第43話 おさき

文字数 1,173文字

「蓮光院様が、何故、奥向にいらしておるのか? 」
 
 ある日の昼下がり。お伊曰は、於富の後を歩いていた時、

中庭を挟んで向こう側の廊下を歩いている蓮光院の姿を見かけた。

 この時の蓮光院は、落飾後、ずっと、身に着けていた

喪服姿ではなく十二単姿だったので驚いた。

部屋の外に出る事を嫌い、一日中、部屋に閉じ籠り、

読誦や写経をして過ごしていた蓮光院が正装姿で、

再び、目の前に姿を現したのだ。

お伊曰は、蓮光院の異変を感じ取り、胸騒ぎを覚えた。

思わず、足を止めて後ろをふり返った。

しかし、既に、蓮光院の姿は何処にもなかった。

幻を見たのかも知れない。
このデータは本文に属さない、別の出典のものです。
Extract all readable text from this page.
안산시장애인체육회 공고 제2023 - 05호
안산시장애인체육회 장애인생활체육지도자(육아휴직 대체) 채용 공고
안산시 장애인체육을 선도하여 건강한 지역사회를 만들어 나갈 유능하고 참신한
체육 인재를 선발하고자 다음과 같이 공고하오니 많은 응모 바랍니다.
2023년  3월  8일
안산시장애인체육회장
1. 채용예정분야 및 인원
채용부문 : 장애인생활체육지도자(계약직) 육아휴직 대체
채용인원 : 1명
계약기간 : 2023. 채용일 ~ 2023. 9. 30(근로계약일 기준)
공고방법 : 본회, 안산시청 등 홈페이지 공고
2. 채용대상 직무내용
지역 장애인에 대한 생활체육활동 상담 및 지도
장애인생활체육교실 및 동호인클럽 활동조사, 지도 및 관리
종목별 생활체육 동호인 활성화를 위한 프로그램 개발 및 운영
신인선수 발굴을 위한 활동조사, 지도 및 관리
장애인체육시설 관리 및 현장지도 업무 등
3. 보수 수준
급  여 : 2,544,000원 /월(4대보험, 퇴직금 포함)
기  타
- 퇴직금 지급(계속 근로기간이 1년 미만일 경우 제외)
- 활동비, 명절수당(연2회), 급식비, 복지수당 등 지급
お伊曰は思い直して、再び歩き出した。

 実は、蓮光院は、看病人の何気ない一言で、

ふと、我に返り大奥で過ごした日々が、

急に懐かしくなり、気がついたら、大奥向へ足が向いていた。

かつて、住んでいた部屋は、すでに、別の者が使用していた。

部屋をのぞいた時、誰もいなかったため、ほんの出来心で中へ入った。

その時、偶然、机の上に置いてあった文箱を見つけたのだ。

好奇心が抑えきれず、文箱を開けた。

すると、中には、書状の束がしまってあった。

宛名を見ると、【将軍付老女大崎局様】と書いてあった。

蓮光院の脳裏に、10数年前の出来事が甦った。

安永2年、疫病が流行し家治の姫君である

万寿姫も疫病にかかり13歳の若さで早逝した。

家治の哀しみは強く、万寿姫の死は、江戸城に暗い陰を落とした。

万寿姫付の御中臈だったおさきは、万寿姫の看病をしている間、

自らも、疫病にかかったとして、静養のため下がりを許された。

時を同じくして、御三卿の一橋治済と正室の於富との間に、

嫡子となる豊千代が誕生した。

大崎は、宿下がりしたまま、大奥に復帰する事なく

一橋家の御中臈となり豊千代の乳母になったらしい。

乳母には、生母の代わりに乳を与える役目もある。

独身で出産未経験のおさきには、

出来ない役目であるため違和感を覚えた。

家基の死後、豊千代が、家斉君と名を改め、

家治公の養子となり西丸に遷ったと同時に、

将軍付老女として、おさきが再び、大奥に姿を現した。

その時、御台所付御中臈のおさきと

将軍付老女の大崎とが、同一人物である事を、

おさきとその昔、親しくしていた御年寄筆頭の高丘でさえ、

すぐには、気づかなかったという。

おさきは、背が高い事を気にして猫背で歩く癖があった。

その為、どこか自信がなさそうで地味な印象が強かったが、

将軍付老女となって戻ったおさきは貫禄があった。

おさきは、御部屋様として、

一時、権勢を振るいながらも、世子の家基逝去により、

一気に、権威を失った哀れな側室の

波乱万丈な半生とは対照的で、成り上がりの半生を歩んでいた。

おさきは、宿下がりをする前は、

御台所付御中臈の1人にすぎなかったが、

乳母を務めた豊千代が将軍世子となったため

将軍付老女として帰り咲いたからだ。